In May 2016 a study was published by the Vietnam Sustainable Energy Alliance (VSEA), in cooperation with the WWF, according to which Vietnam can receive 100% of its electricity demand from renewable energy.
Doosan has started construction on Nghi Son 2
According to Pulse News South Korea’s Doosan Heavy Industries & Construction Co. has finally commenced the delayed construction of Nghi Son 2 after it received an advanced payment of $170 million for a $1.6 billion deal it won in 2014.
The project exists of two 665 megawatt thermal power generation plants in the city of Thanh Hoa. Doosan, Korea’s largest power plant equipment maker, will aim to complete the construction by July, 2022.
Financial close reached on project
The 1,200 megawatt Vietnam coal plant gets funding, but Standard Chartered pulls out over climate policy conflict. The London-headquartered bank withdrew from the US$1.87 billion coal-fired power plant’s financing consortium, but eight other banks, including Singapore’s OCBC and DBS and Malaysia’s Maybank, ensured the deal was closed (eco-business.com).

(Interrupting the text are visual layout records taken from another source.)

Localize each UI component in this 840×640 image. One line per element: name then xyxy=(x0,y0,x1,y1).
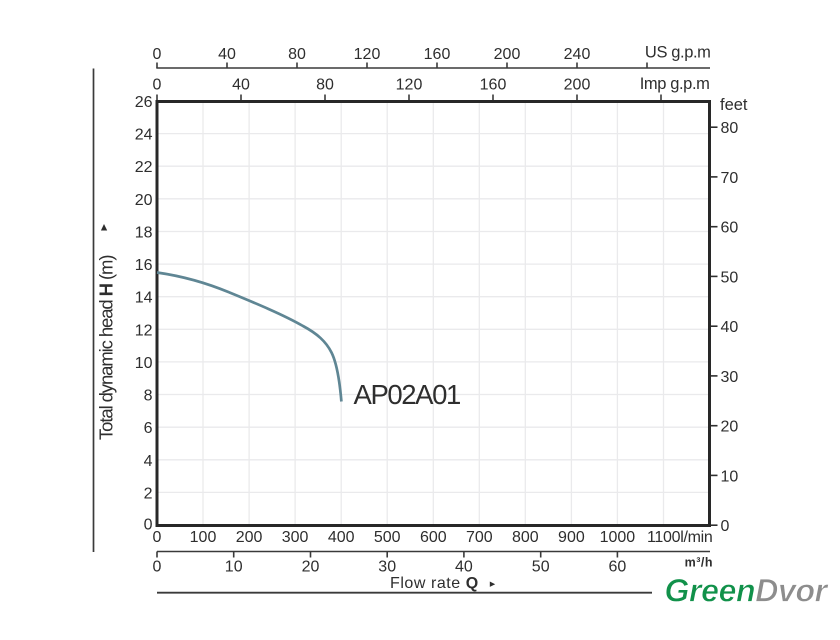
svg-text:8: 8 xyxy=(144,388,153,405)
svg-text:0: 0 xyxy=(153,559,162,576)
svg-text:800: 800 xyxy=(512,529,539,546)
svg-text:60: 60 xyxy=(609,559,627,576)
svg-text:30: 30 xyxy=(721,369,739,386)
svg-text:m³/h: m³/h xyxy=(685,555,713,569)
svg-text:80: 80 xyxy=(721,120,739,137)
svg-text:0: 0 xyxy=(721,518,730,535)
svg-text:14: 14 xyxy=(135,290,153,307)
svg-text:10: 10 xyxy=(721,468,739,485)
svg-text:500: 500 xyxy=(374,529,401,546)
svg-text:40: 40 xyxy=(455,559,473,576)
svg-text:1000: 1000 xyxy=(600,529,636,546)
svg-text:16: 16 xyxy=(135,257,153,274)
svg-text:50: 50 xyxy=(721,269,739,286)
svg-text:4: 4 xyxy=(144,453,153,470)
svg-text:feet: feet xyxy=(720,96,748,114)
svg-text:200: 200 xyxy=(494,46,521,63)
svg-text:10: 10 xyxy=(225,559,243,576)
svg-text:0: 0 xyxy=(153,529,162,546)
svg-text:24: 24 xyxy=(135,127,153,144)
svg-text:160: 160 xyxy=(480,77,507,94)
svg-text:40: 40 xyxy=(721,319,739,336)
svg-text:160: 160 xyxy=(424,46,451,63)
svg-text:40: 40 xyxy=(232,77,250,94)
svg-text:20: 20 xyxy=(302,559,320,576)
svg-text:400: 400 xyxy=(328,529,355,546)
svg-text:Flow rate Q: Flow rate Q xyxy=(390,575,479,592)
svg-text:70: 70 xyxy=(721,170,739,187)
svg-text:200: 200 xyxy=(564,77,591,94)
svg-text:50: 50 xyxy=(532,559,550,576)
svg-text:700: 700 xyxy=(466,529,493,546)
svg-text:120: 120 xyxy=(396,77,423,94)
svg-text:80: 80 xyxy=(288,46,306,63)
svg-text:60: 60 xyxy=(721,220,739,237)
svg-text:2: 2 xyxy=(144,485,153,502)
svg-text:0: 0 xyxy=(153,46,162,63)
svg-text:900: 900 xyxy=(558,529,585,546)
svg-text:0: 0 xyxy=(153,77,162,94)
svg-text:Imp g.p.m: Imp g.p.m xyxy=(640,75,710,93)
svg-text:300: 300 xyxy=(282,529,309,546)
svg-text:18: 18 xyxy=(135,225,153,242)
svg-text:0: 0 xyxy=(144,517,153,534)
svg-text:1100l/min: 1100l/min xyxy=(647,529,713,546)
svg-text:AP02A01: AP02A01 xyxy=(354,379,461,410)
svg-text:Total dynamic head H (m): Total dynamic head H (m) xyxy=(96,255,117,440)
svg-text:80: 80 xyxy=(316,77,334,94)
svg-text:120: 120 xyxy=(354,46,381,63)
svg-text:GreenDvor: GreenDvor xyxy=(665,573,829,609)
svg-text:6: 6 xyxy=(144,420,153,437)
svg-text:200: 200 xyxy=(236,529,263,546)
svg-text:20: 20 xyxy=(135,192,153,209)
svg-text:30: 30 xyxy=(378,559,396,576)
svg-text:12: 12 xyxy=(135,322,153,339)
svg-text:26: 26 xyxy=(135,94,153,111)
svg-text:10: 10 xyxy=(135,355,153,372)
svg-text:22: 22 xyxy=(135,159,153,176)
svg-text:600: 600 xyxy=(420,529,447,546)
svg-text:20: 20 xyxy=(721,419,739,436)
svg-text:US g.p.m: US g.p.m xyxy=(645,44,711,62)
svg-text:40: 40 xyxy=(218,46,236,63)
svg-text:240: 240 xyxy=(564,46,591,63)
svg-text:100: 100 xyxy=(190,529,217,546)
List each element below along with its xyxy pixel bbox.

The project requires an investment of approximately USD 1,869 million. The project sponsors, KEPCO and the Marubeni Corporation will finance the project on a 80:20 debt to equity ratio. KEPCO announced that 75% of the project's first year will be financed by the Korean Export-Import bank (KEPCO), through project financing. JBIC has signed a loan agreement for USD 560 million in project finance.
The loan is co-financed with the Export-Import Bank of Korea (KEXIM), Sumitomo Mitsui Banking Corporation, MUFG Bank, Ltd., Mizuho Bank, Ltd., Shinsei Bank, Ltd., Oversea-Chinese Banking Corporation, Ltd., DBS Bank, Ltd., and Malayan Banking Berhad, with a total co-financing amount of approximately USD 1,869 million. JBIC and KEXIM provide political risk guarantee for the portion of the loan financed by private financial institutions.
Standard Chartered, which was initially listed as one of the co financiers of the project, withdrew from the final deal, with indications that this was because the project was in violation of its policies.
The Nghi Son 2 project is sponsored by KEPCO and Marubeni.